Michel

C'est avec une grande tristesse que nous avons appris le décès du professeur Michel Loriaux, ce 12 février 2024.

Licencié en sciences sociales (1962) et en sciences économiques (1965) de l’Université de Liège, Michel Loriaux rejoint l’équipe de démographie de l’UCLouvain en 1969, où il réalisera son doctorat. Il sera nommé chargé de cours en 1994 et promu professeur en 2002, après une carrière déjà bien remplie dans notre Université. Dès les années 1970, il contribua au développement de plusieurs projets d’envergure, dont l’enquête démographique dans l’Ouest Zaïre (EDOZA) de 1975 à 1979, la recherche sur la situation démographique de la Wallonie (POLIWA) entre 1976 et 1979, ou le Centre International de Formation et de Recherche en Population et Développement (CIDEP) de 1987 à 1995. Il mènera aussi au cours de sa carrière des recherches novatrices et visionnaires sur le vieillissement démographique et les relations intergénérationnelles, et sera un pionnier de l’utilisation de l’informatique dans les sciences sociales dans notre Université.

Michel Loriaux était un intellectuel aux facettes multiples. Fin méthodologue, fervent défenseur des approches systémiques en sciences sociales, homme de terrain, homme de convictions et de débats, il était aussi un professeur captivant, capable d’emmener ses étudiants sur des terrains techniques, théoriques et politiques. Écrivain hors pair, Michel Loriaux nous laisse de nombreux articles scientifiques, chroniques, et autres écrits toujours stimulants. En 2005, après les témoignages de reconnaissance lors de sa fête d’éméritat, Michel Loriaux nous écrivait « le malaise d’être louangé est parfois plus difficile à surmonter que le déplaisir d’être critiqué ou disputé ». Sa formule était à son image, mélange de sagesse, de piquant et d’humour.

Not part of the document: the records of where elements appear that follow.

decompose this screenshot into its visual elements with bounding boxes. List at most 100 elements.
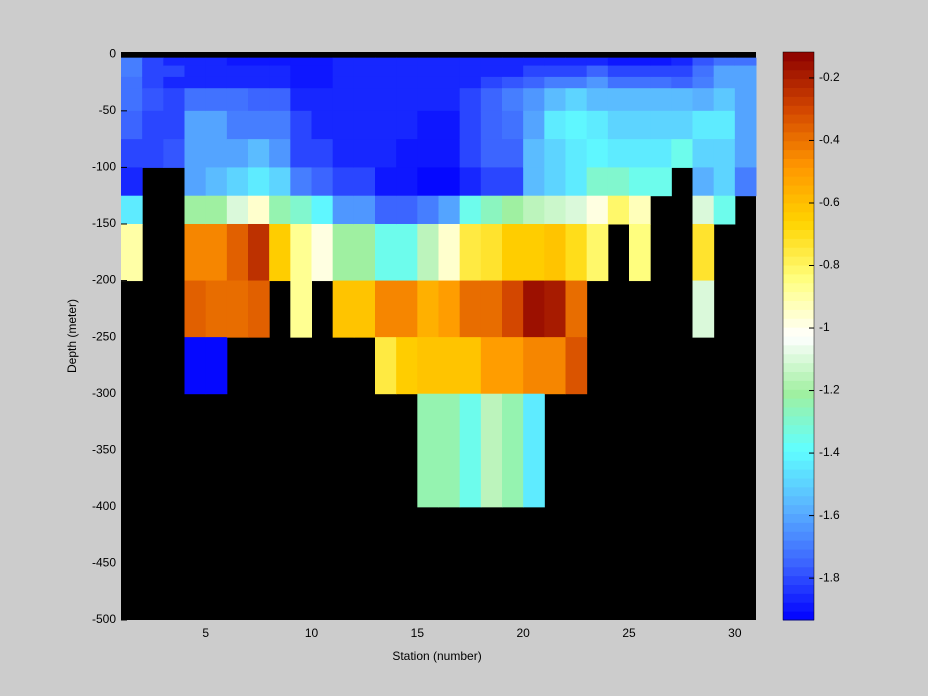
cell [311,139,334,168]
cell [248,65,270,78]
cell [121,110,143,140]
cell [375,139,397,168]
cell [226,110,249,140]
cell [713,57,736,67]
cell [269,139,291,168]
cell [396,223,418,282]
cell [565,88,588,112]
cell [290,195,312,225]
cell [205,65,228,78]
cell [502,65,524,78]
cell [375,65,397,78]
cell [480,139,503,168]
cell [438,139,461,168]
cell [629,57,651,67]
cell [459,88,482,112]
cell [734,57,757,67]
colorbar-frame [782,51,815,621]
cell [396,167,418,197]
cell [565,280,588,338]
colorbar-tick-label: -0.2 [819,70,840,84]
colorbar-level [783,362,814,372]
colorbar-tick-label: -0.8 [819,258,840,272]
cell [375,57,397,67]
cell [205,110,228,140]
y-tick-label: -500 [92,612,116,626]
cell [459,110,482,140]
cell [121,195,143,225]
cell [332,57,355,67]
cell [523,110,545,140]
colorbar-level [783,265,814,275]
cell [226,65,249,78]
cell [523,76,545,89]
cell [629,88,651,112]
colorbar-tick-label: -1.4 [819,445,840,459]
cell [311,76,334,89]
cell [502,139,524,168]
cell [713,65,736,78]
cell [544,139,566,168]
colorbar-level [783,336,814,346]
cell [290,167,312,197]
cell [438,88,461,112]
y-axis-label: Depth (meter) [65,299,79,373]
cell [226,57,249,67]
colorbar-level [783,211,814,222]
cell [544,223,566,282]
cell [607,57,630,67]
cell [523,139,545,168]
cell [205,57,228,67]
cell [459,65,482,78]
cell [671,139,693,168]
cell [332,65,355,78]
colorbar-level [783,602,814,612]
cell [544,65,566,78]
cell [480,393,503,508]
cell [417,76,439,89]
cell [544,57,566,67]
cell [417,280,439,338]
colorbar-level [783,451,814,461]
cell [734,76,757,89]
colorbar-level [783,353,814,364]
cell [671,65,693,78]
colorbar-level [783,167,814,177]
cell [438,195,461,225]
cell [205,223,228,282]
colorbar-level [783,504,814,514]
colorbar-level [783,105,814,115]
cell [544,195,566,225]
colorbar-level [783,185,814,195]
cell [565,76,588,89]
cell [353,167,376,197]
cell [523,223,545,282]
cell [480,76,503,89]
cell [353,65,376,78]
cell [332,110,355,140]
cell [502,195,524,225]
cell [142,76,164,89]
cell [353,76,376,89]
cell [269,65,291,78]
cell [565,110,588,140]
cell [269,223,291,282]
cell [375,337,397,395]
colorbar-level [783,220,814,230]
cell [248,139,270,168]
cell [523,393,545,508]
cell [269,76,291,89]
cell [163,76,185,89]
cell [248,88,270,112]
colorbar-level [783,202,814,213]
cell [396,65,418,78]
colorbar-level [783,123,814,133]
cell [184,280,207,338]
cell [226,139,249,168]
cell [523,167,545,197]
cell [586,65,609,78]
cell [544,76,566,89]
cell [248,57,270,67]
cell [586,110,609,140]
cell [290,57,312,67]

Michel Loriaux avait aussi un grand sens du service. Encore très actif après avoir quitté l’Université, il sera resté, fidèle à ses engagements pour les causes qui lui tenaient à cœur.

Saluons sa mémoire.

 

Les personnes qui souhaitent partager un souvenir ou une réflexion sur une page en hommage à Michel Loriaux peuvent l'envoyer à Isabelle Theys au Centre de recherche en démographie (isabelle.theys@uclouvain.be).

 

Quelques hommages...

 

Etienne Verhaegen, 13 février 2024

Chercheur atypique, engagé, de convictions (et n'ayant d'ailleurs pas peur de la polémique), il aura longtemps marqué la démo louvaniste, belge et francophone. La démo au sens large car c'était avant tout un sociologue. Une page se tourne ...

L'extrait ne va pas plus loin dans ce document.